I WILL NO LONGER TOLERATE YOU STANDING IN MY FLOWER BED, TRAMPLING WHAT LITTLE LIFE REMAINS THERE, TO TRY AND SPY ON ME THROUGH MY BLINDS. THIS IS NEVER APPROPRIATE AND IS EVEN CREEPIER AT 3 OR 4 IN THE MORNING. YOU’RE DAMN RIGHT I CALLED THE SHERIFF AND REST ASSURED I’VE LAWYERED UP. I’m sure you’re well aware that I’ve not been sleeping at night due to the high incidence of incidents perpetrated upon my lawn and gardens in the small hours. Yeah, yeah, yeah… I’ve heard your insane and barbaric rationale for early morning lawn care… but, NEWSFLASH! my neighbors don’t want to hear leaf blowers and lawnmowers at five a.m.
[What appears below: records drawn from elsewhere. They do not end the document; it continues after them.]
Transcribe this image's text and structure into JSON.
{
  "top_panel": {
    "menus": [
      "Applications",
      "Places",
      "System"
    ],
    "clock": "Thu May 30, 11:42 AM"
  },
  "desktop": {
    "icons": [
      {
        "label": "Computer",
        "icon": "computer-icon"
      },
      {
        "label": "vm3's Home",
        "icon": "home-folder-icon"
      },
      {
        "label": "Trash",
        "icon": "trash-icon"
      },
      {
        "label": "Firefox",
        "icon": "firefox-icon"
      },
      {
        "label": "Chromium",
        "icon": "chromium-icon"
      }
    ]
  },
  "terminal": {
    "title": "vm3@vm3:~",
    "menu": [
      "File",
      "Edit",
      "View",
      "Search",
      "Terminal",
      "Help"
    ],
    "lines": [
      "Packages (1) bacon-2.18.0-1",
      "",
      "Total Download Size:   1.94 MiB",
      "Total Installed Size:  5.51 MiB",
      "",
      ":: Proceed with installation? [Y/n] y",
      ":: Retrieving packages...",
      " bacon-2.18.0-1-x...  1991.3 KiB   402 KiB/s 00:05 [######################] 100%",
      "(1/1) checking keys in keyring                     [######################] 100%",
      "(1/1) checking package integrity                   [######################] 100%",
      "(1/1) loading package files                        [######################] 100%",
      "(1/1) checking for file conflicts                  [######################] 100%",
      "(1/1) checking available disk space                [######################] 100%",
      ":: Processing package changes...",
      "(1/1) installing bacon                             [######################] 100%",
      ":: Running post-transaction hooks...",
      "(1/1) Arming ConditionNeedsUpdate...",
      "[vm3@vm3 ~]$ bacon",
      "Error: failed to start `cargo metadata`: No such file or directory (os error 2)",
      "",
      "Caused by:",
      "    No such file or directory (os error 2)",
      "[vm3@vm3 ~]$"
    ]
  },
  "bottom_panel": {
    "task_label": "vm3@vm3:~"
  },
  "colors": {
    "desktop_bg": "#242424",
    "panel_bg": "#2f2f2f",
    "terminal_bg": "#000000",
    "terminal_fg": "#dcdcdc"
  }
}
NOT TO MENTION, YOU HAVE BEEN ADMINISTERING “LAWN CARE” TO ME WITHOUT PERMISSION FOR THE PAST YEAR AND A HALF. I WASN’T SURE WHAT WAS GOING ON AT FIRST, BUT AS TIME WENT ON I SAW MY GUYS WORKING HARDER AND HARDER WHILE MY LAWN (AND ATTENDANT FOLIAGE) DIED FASTER AND FASTER. BUT THEN YOU GOT BOLDER. IF YOU HADN’T, I DON’T KNOW HOW I WOULD’VE EVER FIGURED IT ALL OUT. SO… THANKS FOR THAT????? I GUESS.
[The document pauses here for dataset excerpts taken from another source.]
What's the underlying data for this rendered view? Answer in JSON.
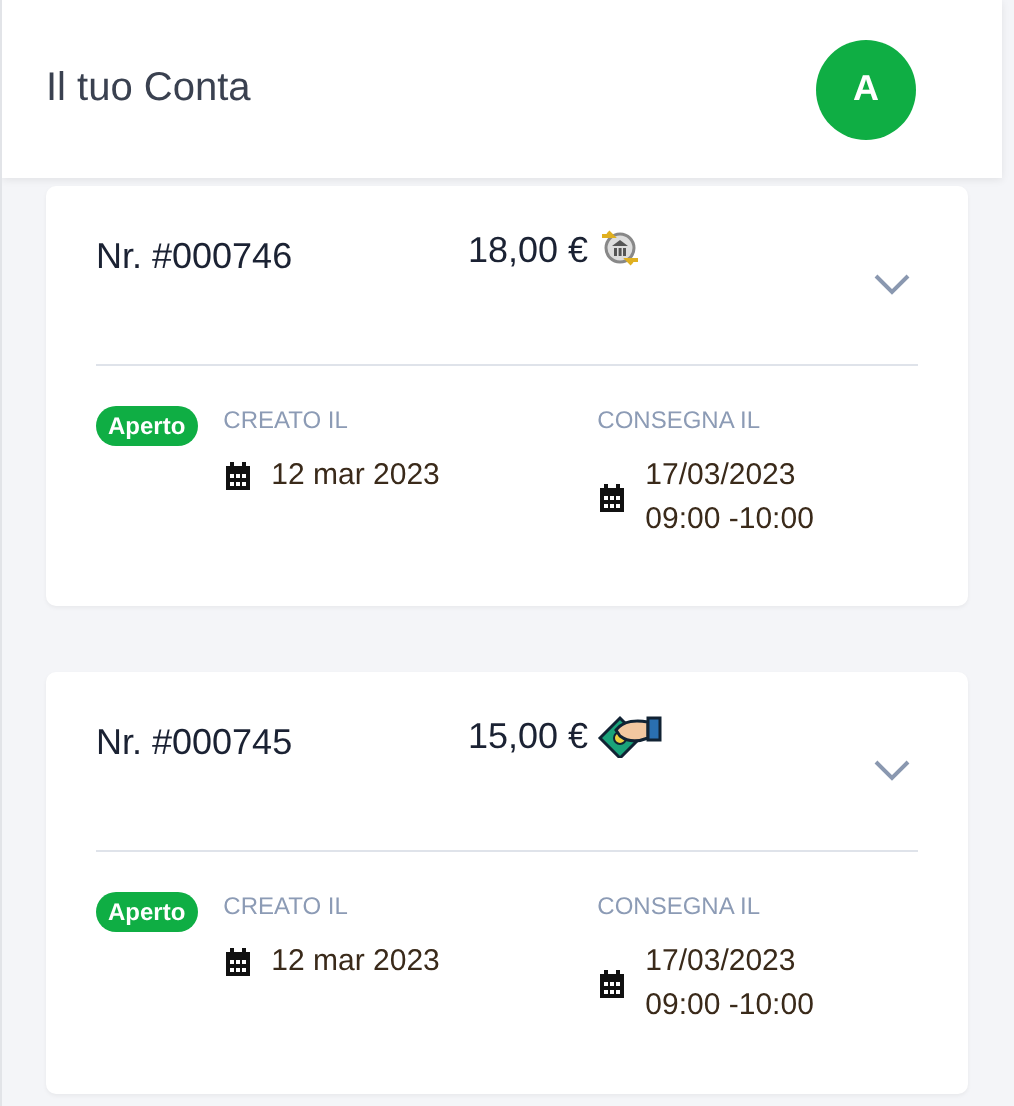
{
  "header": {
    "title": "Il tuo Conta",
    "avatar": "A"
  },
  "orders": [
    {
      "number": "Nr. #000746",
      "amount": "18,00 €",
      "payment": {
        "kind": "bank_transfer"
      },
      "status": "Aperto",
      "created_label": "CREATO IL",
      "created": "12 mar 2023",
      "delivery_label": "CONSEGNA IL",
      "delivery_date": "17/03/2023",
      "delivery_time": "09:00 -10:00"
    },
    {
      "number": "Nr. #000745",
      "amount": "15,00 €",
      "payment": {
        "kind": "cash"
      },
      "status": "Aperto",
      "created_label": "CREATO IL",
      "created": "12 mar 2023",
      "delivery_label": "CONSEGNA IL",
      "delivery_date": "17/03/2023",
      "delivery_time": "09:00 -10:00"
    }
  ]
}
BUT REALLY, ROJAS, GO EFF YOURSELF!
I DON’T KNOW WHAT KIND OF BUSINESS YOU’RE RUNNING THERE, BUT CONSIDER THIS A DISSOLUTION OF ANY TYPE OF AGREEMENT YOU MIGHT IMAGINE US TO HAVE. I PRAY YOU GET THE HELP YOU NEED BEFORE YOU WIND UP RESTRAINED IN A VELCRO BURRITO. IF YOU HAVEN’T ALREADY, YOU’LL BE HEARING FROM MY LAWYER, ARTHUR J. WESNER, who is wholly competent to DESTROY YOU, should you decide to pursue your current courses of action or decide to go delinquent on the payment of the MY repair INVOICE that’s forthcoming. I MEAN EVERY WORD OF THIS. STAY AWAY FROM ME! SERIOUSLY DUDE, I COULDN’T BE ANY MORE DIRECT: GET A LIFE AND GET OUT OF MINE!!!!!!